River City Skatepark
A Story of Cycles
In 2005, following construction of Cesar Chavez Park, Signal Founder Mark Johnson was tapped by Sea Mar Community Centers and ECOSS (The Environmental Coalition of South Seattle) to support a vision for a derelict site on S. Cloverdale St. at the heart of the South Park neighborhood of Seattle. Previous work at the adjacent Cesar Chavez Park—vision, design, and fundraising support—had revealed that South Park had the highest concentration of youth in the City of Seattle, and that it was served by the fewest parks. Inspired to help a group of teens, Mark joined Kim Schwarzkopf, a local community advocate and filmmaker, a group of engaged youth, and their friends at Grindline to imagine one of the first DIY skateparks in Seattle.
While our role as architects is typically to develop the design and vision for a project, River City gave Mark a chance to walk in other’s shoes–to raise money from scratch, write grants, build partnerships with land owners, community, and material suppliers, and to stand behind the vision of a leading skatepark designer.
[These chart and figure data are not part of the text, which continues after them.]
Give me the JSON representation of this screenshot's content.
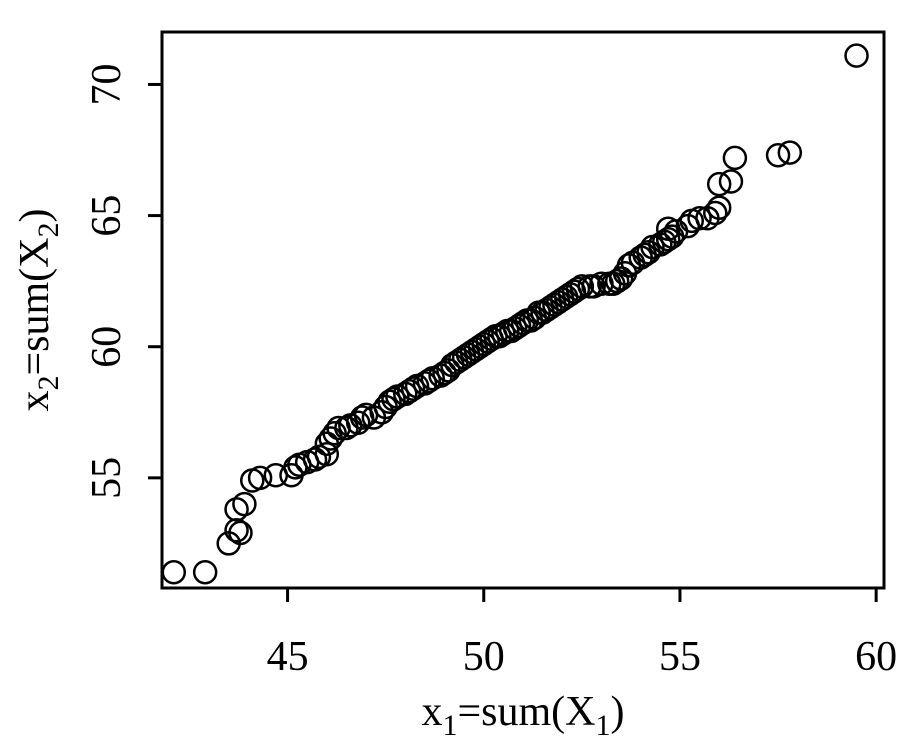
{
  "chart_data": {
    "type": "scatter",
    "title": "",
    "xlabel": {
      "base": "x",
      "sub": "1",
      "mid": "=sum(X",
      "sub2": "1",
      "end": ")"
    },
    "ylabel": {
      "base": "x",
      "sub": "2",
      "mid": "=sum(X",
      "sub2": "2",
      "end": ")"
    },
    "xlim": [
      41.8,
      60.2
    ],
    "ylim": [
      50.8,
      72.0
    ],
    "xticks": [
      45,
      50,
      55,
      60
    ],
    "yticks": [
      55,
      60,
      65,
      70
    ],
    "grid": false,
    "legend": "none",
    "marker": "open-circle",
    "series": [
      {
        "points": [
          [
            42.1,
            51.4
          ],
          [
            42.9,
            51.4
          ],
          [
            43.5,
            52.5
          ],
          [
            43.7,
            53.0
          ],
          [
            43.8,
            52.9
          ],
          [
            43.7,
            53.8
          ],
          [
            43.9,
            54.0
          ],
          [
            44.1,
            54.9
          ],
          [
            44.3,
            55.0
          ],
          [
            44.7,
            55.1
          ],
          [
            45.1,
            55.1
          ],
          [
            45.2,
            55.4
          ],
          [
            45.3,
            55.5
          ],
          [
            45.5,
            55.6
          ],
          [
            45.7,
            55.7
          ],
          [
            45.8,
            55.8
          ],
          [
            46.0,
            55.9
          ],
          [
            46.0,
            56.3
          ],
          [
            46.1,
            56.5
          ],
          [
            46.2,
            56.7
          ],
          [
            46.3,
            56.9
          ],
          [
            46.5,
            56.9
          ],
          [
            46.6,
            57.0
          ],
          [
            46.8,
            57.1
          ],
          [
            46.9,
            57.3
          ],
          [
            47.0,
            57.4
          ],
          [
            47.2,
            57.3
          ],
          [
            47.4,
            57.5
          ],
          [
            47.5,
            57.7
          ],
          [
            47.6,
            57.9
          ],
          [
            47.7,
            58.0
          ],
          [
            47.8,
            58.1
          ],
          [
            48.0,
            58.2
          ],
          [
            48.1,
            58.3
          ],
          [
            48.2,
            58.4
          ],
          [
            48.3,
            58.5
          ],
          [
            48.5,
            58.6
          ],
          [
            48.6,
            58.7
          ],
          [
            48.7,
            58.8
          ],
          [
            48.9,
            58.9
          ],
          [
            49.0,
            59.0
          ],
          [
            49.1,
            59.1
          ],
          [
            49.2,
            59.3
          ],
          [
            49.3,
            59.4
          ],
          [
            49.4,
            59.5
          ],
          [
            49.5,
            59.6
          ],
          [
            49.6,
            59.7
          ],
          [
            49.7,
            59.8
          ],
          [
            49.8,
            59.9
          ],
          [
            49.9,
            60.0
          ],
          [
            50.0,
            60.1
          ],
          [
            50.1,
            60.2
          ],
          [
            50.2,
            60.3
          ],
          [
            50.3,
            60.4
          ],
          [
            50.4,
            60.4
          ],
          [
            50.5,
            60.5
          ],
          [
            50.6,
            60.6
          ],
          [
            50.7,
            60.6
          ],
          [
            50.8,
            60.7
          ],
          [
            50.9,
            60.8
          ],
          [
            51.0,
            60.9
          ],
          [
            51.1,
            61.0
          ],
          [
            51.2,
            61.0
          ],
          [
            51.3,
            61.1
          ],
          [
            51.4,
            61.3
          ],
          [
            51.5,
            61.3
          ],
          [
            51.6,
            61.4
          ],
          [
            51.7,
            61.5
          ],
          [
            51.8,
            61.6
          ],
          [
            51.9,
            61.7
          ],
          [
            52.0,
            61.8
          ],
          [
            52.1,
            61.9
          ],
          [
            52.2,
            62.0
          ],
          [
            52.3,
            62.1
          ],
          [
            52.4,
            62.2
          ],
          [
            52.5,
            62.3
          ],
          [
            52.7,
            62.3
          ],
          [
            52.8,
            62.3
          ],
          [
            53.0,
            62.4
          ],
          [
            53.2,
            62.4
          ],
          [
            53.3,
            62.4
          ],
          [
            53.4,
            62.5
          ],
          [
            53.5,
            62.6
          ],
          [
            53.6,
            62.8
          ],
          [
            53.7,
            63.1
          ],
          [
            53.8,
            63.2
          ],
          [
            54.0,
            63.4
          ],
          [
            54.1,
            63.5
          ],
          [
            54.2,
            63.6
          ],
          [
            54.3,
            63.8
          ],
          [
            54.5,
            63.9
          ],
          [
            54.6,
            64.0
          ],
          [
            54.7,
            64.1
          ],
          [
            54.8,
            64.2
          ],
          [
            54.9,
            64.4
          ],
          [
            54.7,
            64.5
          ],
          [
            55.2,
            64.6
          ],
          [
            55.3,
            64.8
          ],
          [
            55.5,
            64.9
          ],
          [
            55.7,
            64.9
          ],
          [
            55.9,
            65.1
          ],
          [
            56.0,
            65.3
          ],
          [
            56.0,
            66.2
          ],
          [
            56.3,
            66.3
          ],
          [
            56.4,
            67.2
          ],
          [
            57.5,
            67.3
          ],
          [
            57.8,
            67.4
          ],
          [
            59.5,
            71.1
          ]
        ]
      }
    ]
  }
}
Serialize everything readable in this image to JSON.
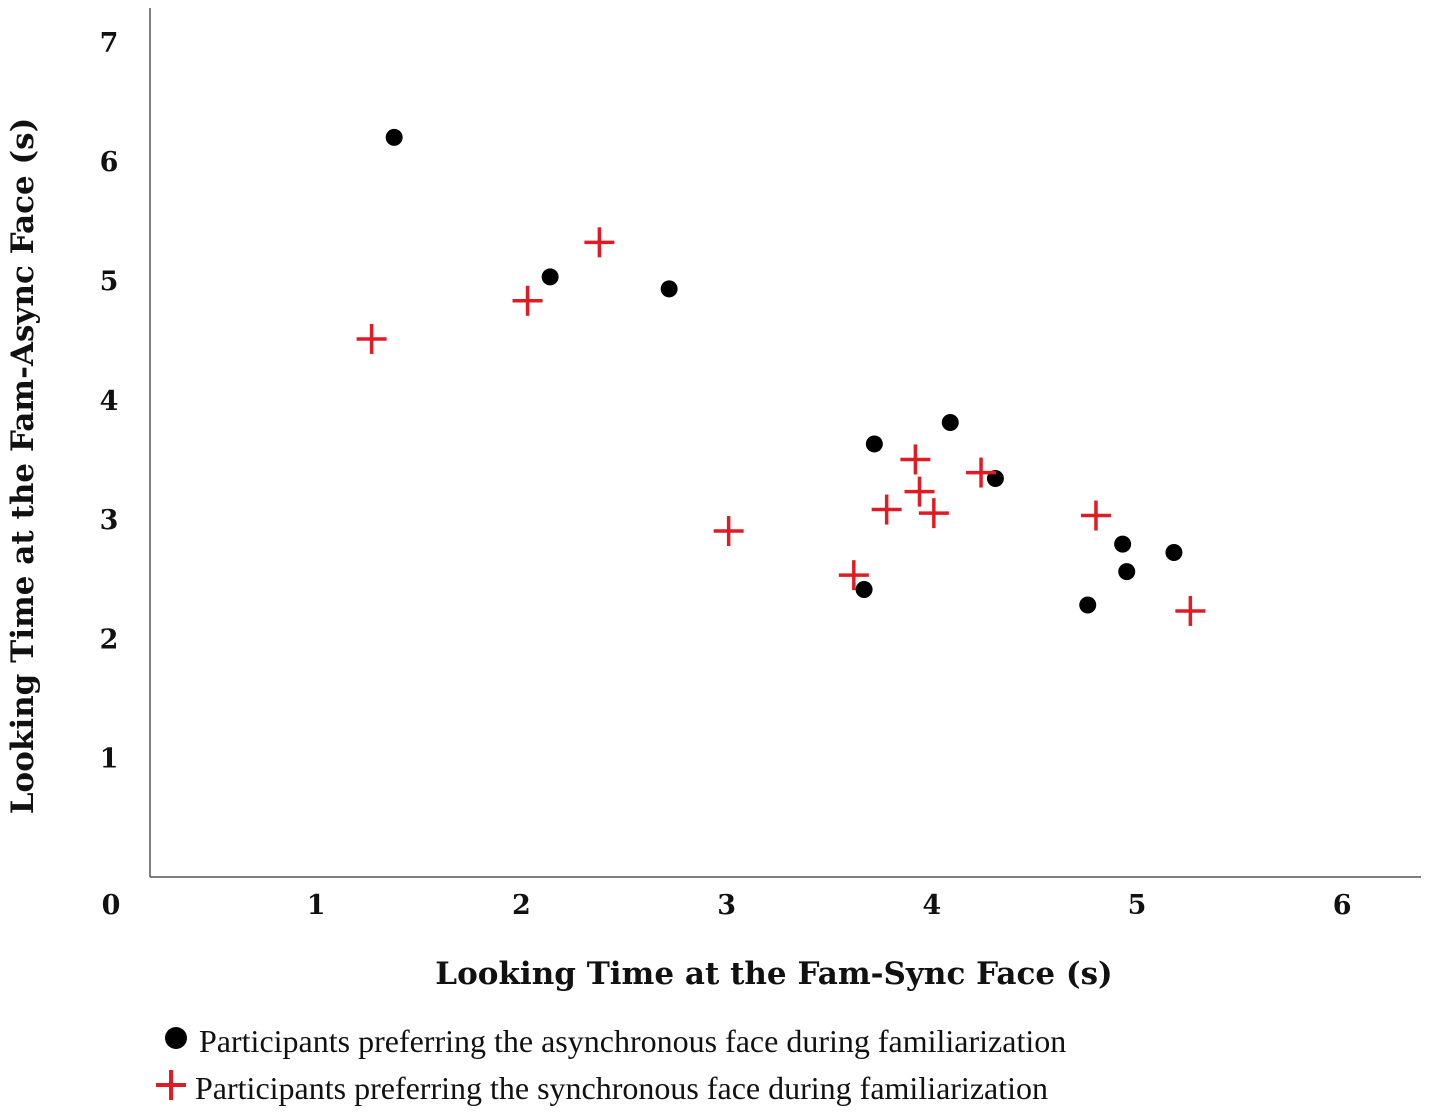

Mark Hubbard, who founded Grindline, envisioned a skatepark inspired by indigenous culture that would serve all ages and abilities at the heart of the Duwamish Valley.
Fifteen years from the start, and ten years since opening day, Signal still supports the park, providing guidance to new leadership as we begin a capital campaign to complete the final phases of park construction. A large sector of Signal’s design work is reliant on capital funding, board support, and community engagement, and the firsthand experience of this park reminds us of how we can best serve the nonprofit leaders and teams who bring humanities and community visions to life.